Selected ongoing clinical trials for novel treatments of patients with CRPC
| Agent(s) | Activity | Phase | Trial ID |
|---|---|---|---|
| Targeting the AR axis | |||
| VT-464 | Lyase-selective inhibitor of CYP17 | I/II | NCT02012920 |
| Galeterone (TOK-001) | Dual CYP17 inhibitor and AR antagonist | II | NCT01709734 |
| ARN-509 | Second-generation AR antagonist | III (SPARTAN) | NCT01946204 |
| ODM-201 | Second-generation AR antagonist | III (ARAMIS) | NCT02200614 |
| Enzalutamide + abiraterone | Second-generation AR antagonist; CYP17 inhibitor | II | NCT01650194 |
| ARN-509 + abiraterone | Second-generation AR antagonist; CYP17 inhibitor | Ib | NCT01792687 |
| Enzalutamide ± abiraterone | Second-generation AR antagonist: CYP17 inhibitor | III | NCT01949337 |
| Targeting adaptive survival pathways | |||
| OGX-427 + abiraterone | HSP27 inhibitor; CYP17 inhibitor | II | NCT01681433 |
| AT13387 + abiraterone | HSP90 inhibitor; CYP17 inhibitor | I/II | NCT01685268 |
| GDC-0068 + abiraterone | Pan AKT inhibitor; CYP17 inhibitor | Ib/II | NCT01485861 |
| BEZ235 + abiraterone | Dual PI3K and mTOR inhibitor; CYP17 inhibitor | Ib | NCT01634061 |
| BKM120 + abiraterone | Pan PI3K inhibitor; CYP17 inhibitor | Ib | NCT01634061 |
| AZD8186 | PI3K beta and delta inhibitor | I | NCT01884285 |
| GSK2636771 | PI3K beta inhibitor | I/IIa | NCT01458067 |
| Cabozantinib + abiraterone | Tyrosine kinase inhibitor; CYP17 inhibitor | I | NCT01574937 |
| Dasatinib ± abiraterone | Tyrosine kinase inhibitor; CYP17 inhibitor | II (randomized) | NCT01685125 |
| Sunitinib or dasatinib ± abiraterone | Tyrosine kinase inhibitors; CYP17 inhibitor | II (randomized) | NCT01254864 |
| Tivozanib + enzalutamide | VEGF inhibitor; Second-generation AR antagonist | II | NCT01885949 |
| Dovitinib + abiraterone | Tyrosine kinase inhibitor; CYP17 inhibitor | II | NCT01994590 |
| OGX-011 ± cabazitaxel | CLU inhibitor; microtubule inhibitor | III (AFFINITY) | NCT01578655 |
| Alisertib + abiraterone | AURKA inhibitor; CYP17 inhibitor | I/II (randomized) | NCT01848067 |
| Inhibiting DNA repair | |||
| Olaparib | Selective PARP1 inhibitor | II | NCT01682772 |
| Veliparib ± abiraterone | PARP inhibitor | II (randomized) | NCT01576172 |
| Immunotherapy | |||
| PROSTVAC | III (Prospect) | NCT01322490 | |
| Targeting neuroendocrine prostate cancer | |||
| Alisertib (MLN8237) | AURKA inhibitor | II | NCT01799278 |
Figure 2Neuroendocrine transdifferentiation in response to AR axis inhibition
Illustration of the adaptive response to AR axis inhibition that can result in prostatic adenocarcinoma transforming to neuroendocrine prostate cancer.
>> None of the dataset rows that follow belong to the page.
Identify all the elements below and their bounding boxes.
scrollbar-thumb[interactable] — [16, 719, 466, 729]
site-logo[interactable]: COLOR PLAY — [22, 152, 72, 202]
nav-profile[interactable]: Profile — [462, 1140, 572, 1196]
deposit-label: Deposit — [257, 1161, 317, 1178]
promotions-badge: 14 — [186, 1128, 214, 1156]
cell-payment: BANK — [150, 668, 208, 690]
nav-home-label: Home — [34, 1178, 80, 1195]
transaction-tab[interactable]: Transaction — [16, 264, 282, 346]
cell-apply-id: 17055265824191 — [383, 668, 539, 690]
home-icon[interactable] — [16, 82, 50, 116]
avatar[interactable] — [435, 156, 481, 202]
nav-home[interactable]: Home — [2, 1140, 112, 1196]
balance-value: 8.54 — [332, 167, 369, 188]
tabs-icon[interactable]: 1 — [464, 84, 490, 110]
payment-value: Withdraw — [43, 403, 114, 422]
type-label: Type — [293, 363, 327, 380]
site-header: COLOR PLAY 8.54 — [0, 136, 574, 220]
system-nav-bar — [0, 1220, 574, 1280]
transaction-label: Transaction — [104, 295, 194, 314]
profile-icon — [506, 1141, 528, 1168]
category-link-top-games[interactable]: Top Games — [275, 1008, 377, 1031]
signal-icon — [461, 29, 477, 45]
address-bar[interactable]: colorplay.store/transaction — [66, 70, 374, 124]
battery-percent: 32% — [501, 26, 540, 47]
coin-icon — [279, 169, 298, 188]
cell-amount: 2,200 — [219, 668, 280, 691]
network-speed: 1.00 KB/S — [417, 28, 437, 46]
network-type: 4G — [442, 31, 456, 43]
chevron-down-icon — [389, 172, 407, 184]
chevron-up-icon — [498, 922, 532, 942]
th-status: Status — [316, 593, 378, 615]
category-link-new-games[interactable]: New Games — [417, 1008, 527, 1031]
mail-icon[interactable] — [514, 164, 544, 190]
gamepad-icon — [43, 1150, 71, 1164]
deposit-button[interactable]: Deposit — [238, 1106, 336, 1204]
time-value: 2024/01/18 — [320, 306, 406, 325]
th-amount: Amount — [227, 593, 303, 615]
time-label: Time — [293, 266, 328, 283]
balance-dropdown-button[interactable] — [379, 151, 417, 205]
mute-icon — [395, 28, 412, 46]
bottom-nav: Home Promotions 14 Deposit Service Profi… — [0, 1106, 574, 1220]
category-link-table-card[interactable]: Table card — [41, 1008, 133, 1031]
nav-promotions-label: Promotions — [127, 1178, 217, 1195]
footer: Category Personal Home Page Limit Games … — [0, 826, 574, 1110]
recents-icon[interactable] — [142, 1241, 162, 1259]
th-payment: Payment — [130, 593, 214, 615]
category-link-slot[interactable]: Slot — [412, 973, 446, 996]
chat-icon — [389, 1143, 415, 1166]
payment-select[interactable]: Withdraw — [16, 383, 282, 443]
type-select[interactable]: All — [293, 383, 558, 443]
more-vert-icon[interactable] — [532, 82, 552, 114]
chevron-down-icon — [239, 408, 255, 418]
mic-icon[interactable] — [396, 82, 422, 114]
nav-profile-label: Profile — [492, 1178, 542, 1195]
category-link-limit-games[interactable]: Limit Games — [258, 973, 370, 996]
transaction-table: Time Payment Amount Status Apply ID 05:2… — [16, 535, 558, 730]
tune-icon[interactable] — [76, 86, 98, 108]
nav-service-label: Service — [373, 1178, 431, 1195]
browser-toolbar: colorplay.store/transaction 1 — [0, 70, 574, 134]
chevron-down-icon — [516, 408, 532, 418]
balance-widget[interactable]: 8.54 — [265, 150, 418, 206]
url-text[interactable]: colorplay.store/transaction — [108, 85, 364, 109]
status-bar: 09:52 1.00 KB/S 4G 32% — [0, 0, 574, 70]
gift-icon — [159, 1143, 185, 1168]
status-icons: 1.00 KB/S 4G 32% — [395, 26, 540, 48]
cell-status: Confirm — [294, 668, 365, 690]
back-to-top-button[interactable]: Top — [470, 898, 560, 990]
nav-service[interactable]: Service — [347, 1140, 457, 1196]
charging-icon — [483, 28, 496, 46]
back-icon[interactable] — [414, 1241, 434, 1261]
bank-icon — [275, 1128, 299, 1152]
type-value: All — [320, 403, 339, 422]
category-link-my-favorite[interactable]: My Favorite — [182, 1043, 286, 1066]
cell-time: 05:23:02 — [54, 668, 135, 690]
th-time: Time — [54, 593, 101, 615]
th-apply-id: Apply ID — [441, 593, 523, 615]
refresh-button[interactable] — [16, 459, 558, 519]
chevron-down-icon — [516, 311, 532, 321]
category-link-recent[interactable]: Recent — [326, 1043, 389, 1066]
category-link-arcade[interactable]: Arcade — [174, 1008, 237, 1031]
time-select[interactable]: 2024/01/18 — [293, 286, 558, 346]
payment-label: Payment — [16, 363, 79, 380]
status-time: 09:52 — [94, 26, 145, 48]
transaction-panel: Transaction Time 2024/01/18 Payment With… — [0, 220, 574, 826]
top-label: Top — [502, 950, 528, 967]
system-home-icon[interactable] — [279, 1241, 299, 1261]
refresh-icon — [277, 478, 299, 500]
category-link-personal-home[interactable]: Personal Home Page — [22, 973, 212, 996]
Typical disease markers including chromogranin A (CHGA) are shown at either end of the diagram. Genomic aberration thought to facilitate transdifferentiation is indicated above the arrow. Small arrows indicate up- and down-regulation, respectively.
Figure 3Applicability of the liquid biopsy for CRPC
Schematic showing the relative strengths and weaknesses of a tumour tissue biopsy, circulating tumour cell analysis, and cell-free DNA analysis for monitoring patients with CRPC. WGA = whole-genome amplification.